Bonjour à tous !
Je suis un petit nouveau sur ce forum, bien que je lise souvent les discutions. J'arrive aujourd'hui avec une question, je ne sais pas si vous pourrez me répondre mais j'aurais essayé !
Alors, j'utilise une chromato agilent (1200 series) qui fonctionne très bien couplée à une colonne HyperRez XP Carbohydrate H+ 8 µm.
J'essaye de séparer 21 acides organiques ( 47264 - Organic Acids Kit - SUPELCO ) entre eux (je veux valider ma méthode en UV, pas en RI).
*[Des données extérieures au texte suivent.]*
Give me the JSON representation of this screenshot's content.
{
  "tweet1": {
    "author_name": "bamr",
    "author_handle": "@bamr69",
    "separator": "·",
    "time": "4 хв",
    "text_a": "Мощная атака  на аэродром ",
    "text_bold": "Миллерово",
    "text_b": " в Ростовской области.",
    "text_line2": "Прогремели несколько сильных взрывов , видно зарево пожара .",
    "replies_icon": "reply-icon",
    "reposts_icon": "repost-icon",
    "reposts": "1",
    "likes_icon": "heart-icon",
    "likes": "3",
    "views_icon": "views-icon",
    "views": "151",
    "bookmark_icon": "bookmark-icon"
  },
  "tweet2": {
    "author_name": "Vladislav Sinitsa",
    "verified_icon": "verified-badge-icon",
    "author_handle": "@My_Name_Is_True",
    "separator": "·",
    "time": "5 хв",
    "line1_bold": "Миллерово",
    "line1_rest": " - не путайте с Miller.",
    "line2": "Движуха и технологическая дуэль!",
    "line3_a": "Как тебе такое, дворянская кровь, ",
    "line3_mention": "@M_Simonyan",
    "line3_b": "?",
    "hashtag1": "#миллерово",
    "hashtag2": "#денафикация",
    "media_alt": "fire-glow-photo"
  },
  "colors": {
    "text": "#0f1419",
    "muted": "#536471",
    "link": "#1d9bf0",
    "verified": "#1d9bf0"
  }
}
Bon, ça se passe très bien mais voilà, j'ai quelques récalcitrants ! Pour mes premiers essais j'ai poussé avec du H2SO4 pH2 à 0.8ml.min-1 à 30°c.
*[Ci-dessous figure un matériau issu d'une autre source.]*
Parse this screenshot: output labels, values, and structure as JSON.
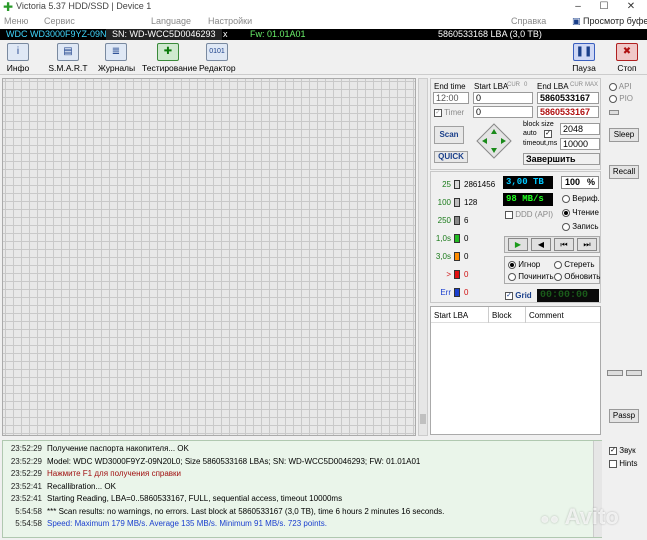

Certains pics sont beaucoup trop rapprochés voir limite un peu co-élués (Ascorbic, Malonic, malic, Quinic / Isocitric, Citric, maleic) j'ai l'oxalic qui sort un peu trop prêt de mon volume mort et le phytic qui lui n'est pas du tout séparé.
Pour tous les autres, ça va très bien.
Il me faut donc trouver maintenant un solvant me permettant de séparer les derniers pics, ça ne me dérange pas de valider deux méthodes si c'est juste une question d'éluant.
Aujourd'hui j'essaye de pousser avec une solution de H2SO4 à pH 4 mais ça me crée un gros front tailing donc j'en déduis qu'il n'y a pas assez d'ions H+ pour bien entraîner mes molécules à séparer.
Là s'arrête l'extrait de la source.